Achtergrond: In acute intensieve werksettings, waar de werkdruk al hoog was en er altijd impact is van indrukwekkende gebeurtenissen, zorgt COVID-19 voor toename van druk. Zorgprofessionals worden geconfronteerd met een nieuw en onbekend ziektebeeld, lopen risico op besmetting of om een besmettingsbron voor patiënten te zijn, communicatie met de patiënt is minder goed mogelijk, en zij krijgen te maken met een hogere werkdruk. Dit leidt tot een ongezonde werksituatie. De potentiële gevolgen hiervan zijn (post-traumatische) stress, burn-out en uitval. Er is daarom noodzaak om curatieve ondersteuning tijdens de crisis/indrukwekkende gebeurtenissen en preventieve ondersteuning ter voorbereiding op crisis/indrukwekkende gebeurtenissen en ter nazorg aan te bieden.
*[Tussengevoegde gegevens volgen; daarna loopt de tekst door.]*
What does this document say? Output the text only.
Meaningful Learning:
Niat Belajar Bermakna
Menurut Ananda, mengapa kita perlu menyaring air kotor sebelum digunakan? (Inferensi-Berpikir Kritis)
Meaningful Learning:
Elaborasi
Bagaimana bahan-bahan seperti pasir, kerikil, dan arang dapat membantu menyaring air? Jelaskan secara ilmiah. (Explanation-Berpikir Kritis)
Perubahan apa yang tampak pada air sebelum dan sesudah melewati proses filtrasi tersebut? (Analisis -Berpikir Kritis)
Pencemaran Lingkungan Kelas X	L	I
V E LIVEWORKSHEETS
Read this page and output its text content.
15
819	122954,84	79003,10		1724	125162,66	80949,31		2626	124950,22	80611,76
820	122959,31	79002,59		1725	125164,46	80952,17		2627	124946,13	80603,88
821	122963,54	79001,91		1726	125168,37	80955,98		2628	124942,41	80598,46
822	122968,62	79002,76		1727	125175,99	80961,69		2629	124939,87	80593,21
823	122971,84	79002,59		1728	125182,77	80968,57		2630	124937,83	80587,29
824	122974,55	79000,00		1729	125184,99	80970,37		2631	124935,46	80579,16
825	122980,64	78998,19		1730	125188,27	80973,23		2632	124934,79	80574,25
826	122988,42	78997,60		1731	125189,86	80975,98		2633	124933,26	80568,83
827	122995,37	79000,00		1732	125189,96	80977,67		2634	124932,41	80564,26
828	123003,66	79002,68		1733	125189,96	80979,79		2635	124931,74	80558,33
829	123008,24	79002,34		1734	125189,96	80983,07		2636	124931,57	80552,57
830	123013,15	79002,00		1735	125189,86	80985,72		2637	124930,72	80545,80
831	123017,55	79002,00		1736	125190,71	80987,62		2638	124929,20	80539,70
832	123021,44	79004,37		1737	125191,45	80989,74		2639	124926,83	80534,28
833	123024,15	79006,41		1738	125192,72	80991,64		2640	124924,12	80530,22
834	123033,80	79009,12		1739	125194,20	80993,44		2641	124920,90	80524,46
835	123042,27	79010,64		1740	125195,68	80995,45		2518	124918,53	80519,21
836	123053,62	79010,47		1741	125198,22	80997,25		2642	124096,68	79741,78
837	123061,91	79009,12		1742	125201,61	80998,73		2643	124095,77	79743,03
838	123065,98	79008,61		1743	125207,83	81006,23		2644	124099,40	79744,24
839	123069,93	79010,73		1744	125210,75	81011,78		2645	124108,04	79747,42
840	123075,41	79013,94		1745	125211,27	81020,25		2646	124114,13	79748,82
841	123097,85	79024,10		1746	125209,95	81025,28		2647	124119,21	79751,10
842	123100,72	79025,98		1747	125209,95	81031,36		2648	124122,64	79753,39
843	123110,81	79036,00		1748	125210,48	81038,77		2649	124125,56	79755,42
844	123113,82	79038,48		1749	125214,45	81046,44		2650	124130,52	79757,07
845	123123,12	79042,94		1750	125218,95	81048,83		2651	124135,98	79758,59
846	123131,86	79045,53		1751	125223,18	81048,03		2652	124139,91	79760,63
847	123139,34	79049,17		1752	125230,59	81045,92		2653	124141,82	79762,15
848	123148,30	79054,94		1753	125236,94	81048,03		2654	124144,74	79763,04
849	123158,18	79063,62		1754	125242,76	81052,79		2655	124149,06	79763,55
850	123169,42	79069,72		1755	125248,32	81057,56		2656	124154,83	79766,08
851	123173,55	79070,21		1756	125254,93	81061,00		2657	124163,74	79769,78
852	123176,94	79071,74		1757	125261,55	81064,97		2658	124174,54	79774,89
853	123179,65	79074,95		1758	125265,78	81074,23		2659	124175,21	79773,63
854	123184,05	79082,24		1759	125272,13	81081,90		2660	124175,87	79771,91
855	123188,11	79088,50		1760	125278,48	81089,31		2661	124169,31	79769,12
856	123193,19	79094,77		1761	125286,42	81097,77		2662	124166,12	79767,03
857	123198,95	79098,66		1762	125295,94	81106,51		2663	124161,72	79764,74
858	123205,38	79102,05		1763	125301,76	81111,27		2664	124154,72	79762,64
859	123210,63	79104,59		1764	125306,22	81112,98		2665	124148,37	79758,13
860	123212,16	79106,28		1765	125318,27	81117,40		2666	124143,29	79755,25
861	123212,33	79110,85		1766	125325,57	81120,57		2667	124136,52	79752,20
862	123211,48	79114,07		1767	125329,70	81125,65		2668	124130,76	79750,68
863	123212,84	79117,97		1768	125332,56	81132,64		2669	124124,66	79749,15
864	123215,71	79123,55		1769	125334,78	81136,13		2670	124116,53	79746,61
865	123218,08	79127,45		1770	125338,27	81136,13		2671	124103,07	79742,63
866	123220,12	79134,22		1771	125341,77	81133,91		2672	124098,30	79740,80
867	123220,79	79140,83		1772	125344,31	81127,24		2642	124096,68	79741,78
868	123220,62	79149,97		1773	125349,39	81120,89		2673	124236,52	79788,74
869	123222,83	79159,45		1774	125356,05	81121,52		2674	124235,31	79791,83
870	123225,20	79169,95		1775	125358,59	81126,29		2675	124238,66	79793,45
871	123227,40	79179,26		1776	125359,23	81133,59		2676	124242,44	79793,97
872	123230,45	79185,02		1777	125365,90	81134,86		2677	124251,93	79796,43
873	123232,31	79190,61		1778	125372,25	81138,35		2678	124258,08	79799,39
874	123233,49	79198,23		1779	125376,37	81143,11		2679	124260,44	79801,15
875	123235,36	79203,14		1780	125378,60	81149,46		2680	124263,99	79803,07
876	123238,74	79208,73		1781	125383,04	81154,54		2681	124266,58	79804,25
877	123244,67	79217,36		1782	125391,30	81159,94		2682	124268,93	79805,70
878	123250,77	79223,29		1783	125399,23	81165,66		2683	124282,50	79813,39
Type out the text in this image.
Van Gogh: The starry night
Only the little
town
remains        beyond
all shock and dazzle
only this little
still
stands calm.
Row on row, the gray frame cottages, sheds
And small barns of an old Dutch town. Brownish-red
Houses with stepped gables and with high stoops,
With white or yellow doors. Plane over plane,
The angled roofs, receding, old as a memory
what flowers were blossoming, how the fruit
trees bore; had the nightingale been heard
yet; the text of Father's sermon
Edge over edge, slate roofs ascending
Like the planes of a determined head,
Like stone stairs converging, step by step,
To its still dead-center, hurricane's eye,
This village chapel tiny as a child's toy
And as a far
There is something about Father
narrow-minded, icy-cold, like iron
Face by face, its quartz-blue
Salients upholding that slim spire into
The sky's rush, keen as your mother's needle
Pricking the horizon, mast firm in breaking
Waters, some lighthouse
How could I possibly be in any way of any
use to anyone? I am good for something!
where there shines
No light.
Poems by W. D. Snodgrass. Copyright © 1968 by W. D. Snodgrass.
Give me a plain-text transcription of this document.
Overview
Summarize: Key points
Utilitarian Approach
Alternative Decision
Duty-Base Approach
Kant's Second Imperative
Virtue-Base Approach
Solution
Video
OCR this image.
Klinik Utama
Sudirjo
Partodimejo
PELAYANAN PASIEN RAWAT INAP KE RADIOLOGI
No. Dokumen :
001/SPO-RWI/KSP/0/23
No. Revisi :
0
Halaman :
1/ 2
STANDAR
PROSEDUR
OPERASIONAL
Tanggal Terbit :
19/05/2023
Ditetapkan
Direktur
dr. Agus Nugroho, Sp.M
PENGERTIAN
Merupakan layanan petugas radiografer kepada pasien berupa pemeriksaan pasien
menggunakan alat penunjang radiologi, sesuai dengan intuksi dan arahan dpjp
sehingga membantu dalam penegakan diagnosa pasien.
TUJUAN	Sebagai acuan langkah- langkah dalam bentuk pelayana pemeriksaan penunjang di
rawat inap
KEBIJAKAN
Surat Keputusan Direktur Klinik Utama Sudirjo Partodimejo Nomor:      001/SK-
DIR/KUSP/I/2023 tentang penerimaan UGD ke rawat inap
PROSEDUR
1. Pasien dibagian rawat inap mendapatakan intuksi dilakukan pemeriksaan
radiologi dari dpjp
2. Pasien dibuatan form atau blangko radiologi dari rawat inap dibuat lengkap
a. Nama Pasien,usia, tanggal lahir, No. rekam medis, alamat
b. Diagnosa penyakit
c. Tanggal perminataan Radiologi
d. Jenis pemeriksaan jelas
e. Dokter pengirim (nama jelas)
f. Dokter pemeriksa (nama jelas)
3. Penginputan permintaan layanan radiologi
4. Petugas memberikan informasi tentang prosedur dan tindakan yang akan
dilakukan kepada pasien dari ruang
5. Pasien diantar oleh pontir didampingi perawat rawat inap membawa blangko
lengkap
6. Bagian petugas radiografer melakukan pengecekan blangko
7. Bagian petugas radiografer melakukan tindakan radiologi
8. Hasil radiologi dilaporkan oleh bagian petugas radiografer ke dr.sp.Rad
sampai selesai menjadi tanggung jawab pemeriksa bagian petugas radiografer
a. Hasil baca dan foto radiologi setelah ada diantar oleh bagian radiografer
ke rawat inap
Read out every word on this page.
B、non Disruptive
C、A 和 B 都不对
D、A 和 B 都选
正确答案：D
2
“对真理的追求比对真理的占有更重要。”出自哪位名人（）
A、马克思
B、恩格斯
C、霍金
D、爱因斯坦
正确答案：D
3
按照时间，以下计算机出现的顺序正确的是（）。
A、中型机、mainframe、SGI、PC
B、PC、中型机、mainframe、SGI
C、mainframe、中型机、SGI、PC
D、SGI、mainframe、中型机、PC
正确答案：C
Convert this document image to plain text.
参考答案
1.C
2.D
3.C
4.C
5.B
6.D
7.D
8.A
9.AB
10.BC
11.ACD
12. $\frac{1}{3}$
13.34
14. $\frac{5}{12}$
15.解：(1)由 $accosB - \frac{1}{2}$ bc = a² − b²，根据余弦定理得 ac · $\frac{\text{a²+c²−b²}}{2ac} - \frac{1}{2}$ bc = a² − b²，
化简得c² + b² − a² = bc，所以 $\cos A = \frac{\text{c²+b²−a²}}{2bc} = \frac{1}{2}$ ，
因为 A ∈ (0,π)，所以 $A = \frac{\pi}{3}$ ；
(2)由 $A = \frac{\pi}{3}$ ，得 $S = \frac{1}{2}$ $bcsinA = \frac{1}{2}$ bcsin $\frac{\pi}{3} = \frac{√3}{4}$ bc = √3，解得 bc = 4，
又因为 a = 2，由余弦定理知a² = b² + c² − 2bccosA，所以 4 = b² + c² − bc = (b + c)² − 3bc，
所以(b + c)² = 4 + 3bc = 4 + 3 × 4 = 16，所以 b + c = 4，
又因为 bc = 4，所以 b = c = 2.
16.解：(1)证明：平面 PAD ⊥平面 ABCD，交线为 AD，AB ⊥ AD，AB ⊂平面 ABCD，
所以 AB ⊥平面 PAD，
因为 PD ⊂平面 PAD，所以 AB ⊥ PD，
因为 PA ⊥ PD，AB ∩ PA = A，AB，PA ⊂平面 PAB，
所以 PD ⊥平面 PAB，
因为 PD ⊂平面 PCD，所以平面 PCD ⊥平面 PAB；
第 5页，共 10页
Professionals uit het netwerk van Lectoraat Acute Intensieve Zorg werkzaam in de frontlinie vanuit ambulance, Spoedeisende Hulp (SEH), Acute Opname Afdelingen en Intensive Care geven aan moeite te hebben met het omgaan met de indrukwekkende situaties bij de COVID-19 crisis. Ze hebben gevraagd om een toolkit van werkzame interventies die kunnen worden ingezet om beter met deze situatie om te kunnen gaan om hiermee duurzame inzetbaarheid in, tijdens en na crisissituaties te vergroten. Het gaat hierbij om interventies gericht op curatieve en preventieve ondersteuning. Plan van aanpak: In dit project wordt ontwerpgericht onderzoek middels mixed methods design toegepast. In co-creatie met de praktijk ontwikkelen we een toolkit met bruikbare, zo mogelijk evidence based, interventies om zorgprofessionals te ondersteunen om om te gaan met indrukwekkende gebeurtenissen, gebaseerd op lessen uit de COVID-19 crisis. Deze toolkit dient ervoor om duurzame inzetbaarheid te ondersteunen en te vergroten. Vanuit de HAN werken de lectoraten Acute Intensieve Zorg en Human Resource Management nauw samen met beroepsverenigingen en publieke instellingen uit de acuut intensieve keten. Alle partners verspreiden ontwikkelde kennis en producten via hun netwerk.